Can living healthy and looking well be a barrier to effective healthcare? Stephanie Wexler found this to be true when she moved to a new city with her husband and started experiencing symptoms that were somewhat vague and common, yet worrisome. She was searching for a new primary care doctor, but found the ones she visited made diagnoses based on her healthy appearance, not on her history and symptoms. In some cases, they sent her home with quick pharmaceutical solutions, but Stephanie felt disappointed that her doctors didn’t always listen actively, dig deeper to find root causes, or consider alternative therapies. Until, that is, she finally connected with a couple of inquisitive doctors, which led to her diagnosis of stage 4 non-Hodgkin lymphoma. It took a serious health crisis to receive the thoughtful and coordinated care she needed all along.
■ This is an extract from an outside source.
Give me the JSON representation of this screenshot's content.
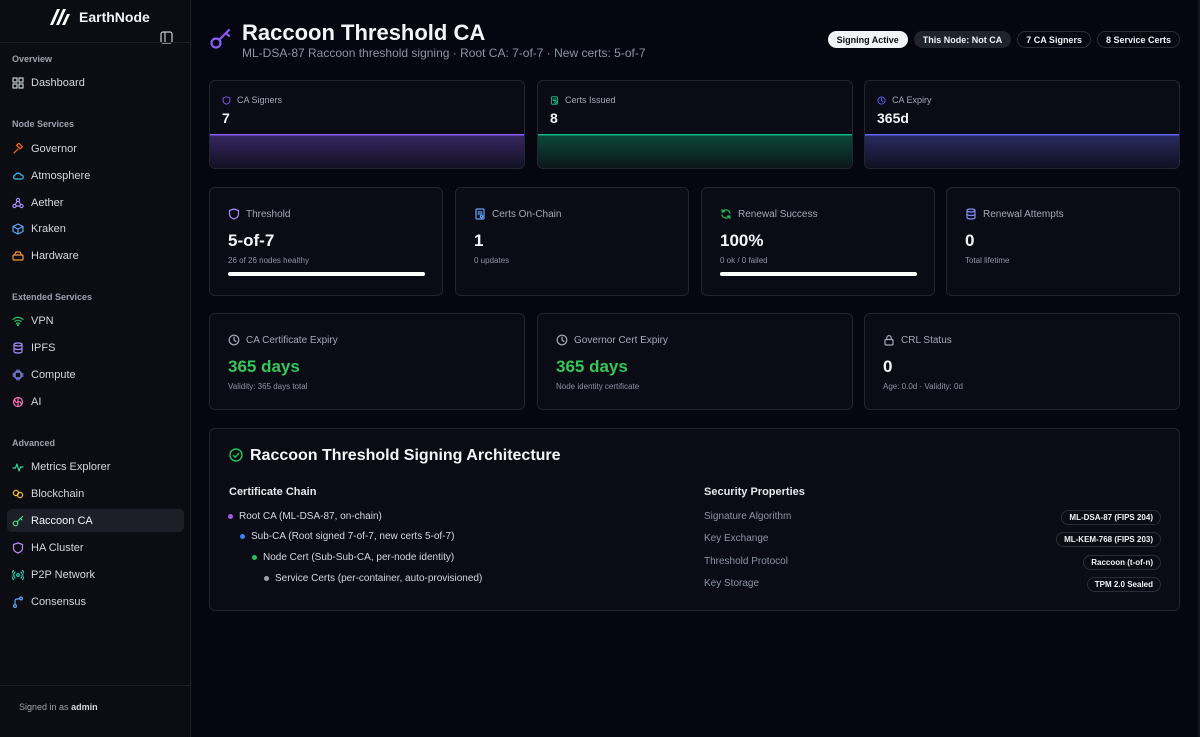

Lymphoma does not usually strike young, otherwise healthy women in their 30s. Certainly, Stephanie was not expecting to be diagnosed with a life-threatening illness. She was, and still is, a fitness fanatic—eating well and staying physically active for most of her life. When she was diagnosed, she and her husband, Erik, had just moved to Maryland, and she was working from home for the first time in her career. She hadn’t had much opportunity to build relationships, make friends, or create a support network in her new city before receiving her shocking diagnosis. Although a network of loved ones and caretakers quickly wrapped their arms around her, she felt unprepared to face so many important decisions and questions. At times she had to remind her clinicians that she had different concerns than their more frequent, older patients. Through this experience, she gained strong opinions about what constitutes compassionate care and what patients can do to try to receive it. She feels fortunate to have opportunities to “pay it forward” by helping educate new patients, participate on advisory committees to improve the patient-doctor experience, and advocate for the patient perspective within healthcare systems. She tells newly-diagnosed patients, who understandably feel lost and confused, to “take some control back by asking questions until you feel informed and comfortable that the treatment plan is right for you.” Her simple but powerful questions are, “What else can we try? What other options are available?”
She tells newly-diagnosed patients, who understandably feel lost and confused, to “take some control back by asking questions until you feel informed and comfortable that the treatment plan is right for you.” Her simple but powerful questions are, “What else can we try? What other options are available?”
For Stephanie, there was a significant difference in how she experienced care before and after her diagnosis. She attributes this to several factors with the caregivers, with the system of care, and within herself. First, she believes patients are best served when their caregivers pay attention to the whole person, and are open to including other perspectives and complementary therapies as part of a well-rounded care approach. Second, she is mindful of a healthcare system that has gotten away from treating the whole person, with specialists and marketed drug therapies sometimes pushing aside a focus on the body as an interconnected organism. Of course, when introduced thoughtfully, specialists and medications can be life-changing and life-saving, as was the case in her cancer journey. But third, and most importantly, Stephanie realizes that as her symptoms continued and her diagnosis became tangible, she became more self-aware of what she needed from a healthcare experience, how her body reacted to various therapies, and how to take responsibility and advocate for herself.
Compassionate care means many things to Stephanie, but starts with respecting the whole person. She knew this before her illness but had it confirmed throughout her healthcare journey—that the body, mind and spirit are very much connected and strongly impact each other. The most compassionate clinicians, in her experience, are ones who have respected this and have helped Stephanie gather a care team around her with multiple perspectives on wellness. To her, compassionate clinicians are buoyed by being part of a team. Compassionate clinicians actively listen and pay attention. They are creative and tenacious. As her oncologist, Dr. Stephen Noga, said during a radio interview with Stephanie back in 2009: “Each person is different and that is something we learn as physicians… Certainly I supported [whatever] really helped Stephanie.” Stephanie calls her oncology team of doctors, nurses, and related caregivers her “angels,” because they cared about her as a person, they were flexible with her needs, and they showed bravery and humor in trying times. Her angels provided the definition of compassionate care.